La golondrina Tita había quedado irremediablemente rezagada. La bandada se fue, despidiéndose de la ciudad con preciosos arabescos que se celebraron en las plazas, en los puentes, en los balcones.
Pero ella no pudo. Quedó ahí, escondida en el campanario de una iglesia de piedra. Su mamá le había alertado: “tita, tita, no seas tan golosa”, pero ella ñam ñam, un mosquito tras otro. Ñam, un bichito acá, ñam otro por allá… “pronto vamos a migrar. El viaje será larguísimo”.
Tita prefería vuelos cortitos, en el parque, mientras miraba a los chicos que saltaban a la soga, se columpiaban, corrían riendo tras una enorme pelota colorada…
Así que el día de la partida apenas pudo dar unas vueltecitas, empujada por otras alas y otro entusiasmo. No hubo cómo seguir. Estaba redondita y excedida. Le dio tristeza ver cómo se iban, dispuestas a atravesar el continente…
Se quedó ahí, triste y confundida. Arrepentida, claro. Pensó que todo el mundo se quedó atribulado por ella, con ella, porque de pronto…¡qué silencio!. Nadie en los paseos, en los toboganes. Las hamacas se mecían solas, empujadas por el viento.

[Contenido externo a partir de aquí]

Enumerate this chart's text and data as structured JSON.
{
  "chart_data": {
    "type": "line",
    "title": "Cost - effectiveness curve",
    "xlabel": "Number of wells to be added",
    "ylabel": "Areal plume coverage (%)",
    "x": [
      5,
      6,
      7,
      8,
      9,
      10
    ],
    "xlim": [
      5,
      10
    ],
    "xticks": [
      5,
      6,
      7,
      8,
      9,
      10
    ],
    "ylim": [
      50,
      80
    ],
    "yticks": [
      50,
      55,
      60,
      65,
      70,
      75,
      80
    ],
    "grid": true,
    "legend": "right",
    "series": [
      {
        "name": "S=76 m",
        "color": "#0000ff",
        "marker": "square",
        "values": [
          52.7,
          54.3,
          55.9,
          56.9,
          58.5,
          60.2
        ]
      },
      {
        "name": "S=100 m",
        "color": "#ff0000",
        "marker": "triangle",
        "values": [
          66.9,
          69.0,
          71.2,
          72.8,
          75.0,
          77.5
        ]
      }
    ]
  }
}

Las calles, vacías…
Entonces vio a la nena, dibujando barquitos, nubes, flores, pajaritas, en el vidrio empañado. ¡lindos!. Tita, que era una golondrina curiosa, se acercó al alfeizar para mirar de cerca.
Los dibujos eran alegres, pero la nena no estaba contenta. Se notaba. Es que los caminitos trazados no llevaban a casa de los abuelos, las nubecitas no regarían el jardín de sus babus y nunca, nunca iba a poder llevarles esa florecita de puro vaho.
El sol se desperezó del todo, y los trazos se desvanecieron. Ahí quedó la nena, acongojada. Del otro lado del vidrio, rita, arrebujada.
Así se encontraron las miradas. La nena abrió la ventana y acarició el cuerpecito sorprendido. El acuerdo fue un secreto entre las dos. La golondrina voló con una esquelita que tenía un monigote y un mensaje: ¡Los extraño mucho! Julia.
Y regresó con la respuesta: sí, nena. Pero quedate en casa. Tu pajarita te lleva nuestros besos guardados en su pancita. Los abuelos.
Cuando Tita entregó los besos y el recado, voló al balcón del frente, con un tren pintado para Juani, el amiguito del parque. Retornó con un hermoso abrazo de mentiritas, garabateado en papel amarillo.
Así, muchos días. La nena y la pajarita supieron que las calles vacías y los aplausos de las nueve de la noche, las tardes sin plaza y las mañanas sin jardín, y los sábados sin compras y los domingos sin visitas, eran porque un bichito, malo pero con coronita, podía enfermar a los nenes, las maes, los papás y los abuelos.
Pero no podía detener las ganas de las alitas de Tita, ni el cariño de Julia, que siguió mandando cartitas, ni el amor de los abuelos, que enviaban besos azules escondidos en golondrina…
Cuando hubo permiso para pasear, Tita estaba livianita y dichosa. Sus alas se habían puesto fuertes y valientes. Migró, buscando su bandada y su destino y dejó las manitos pájaras de una nena esperando su regreso, en la nueva primavera.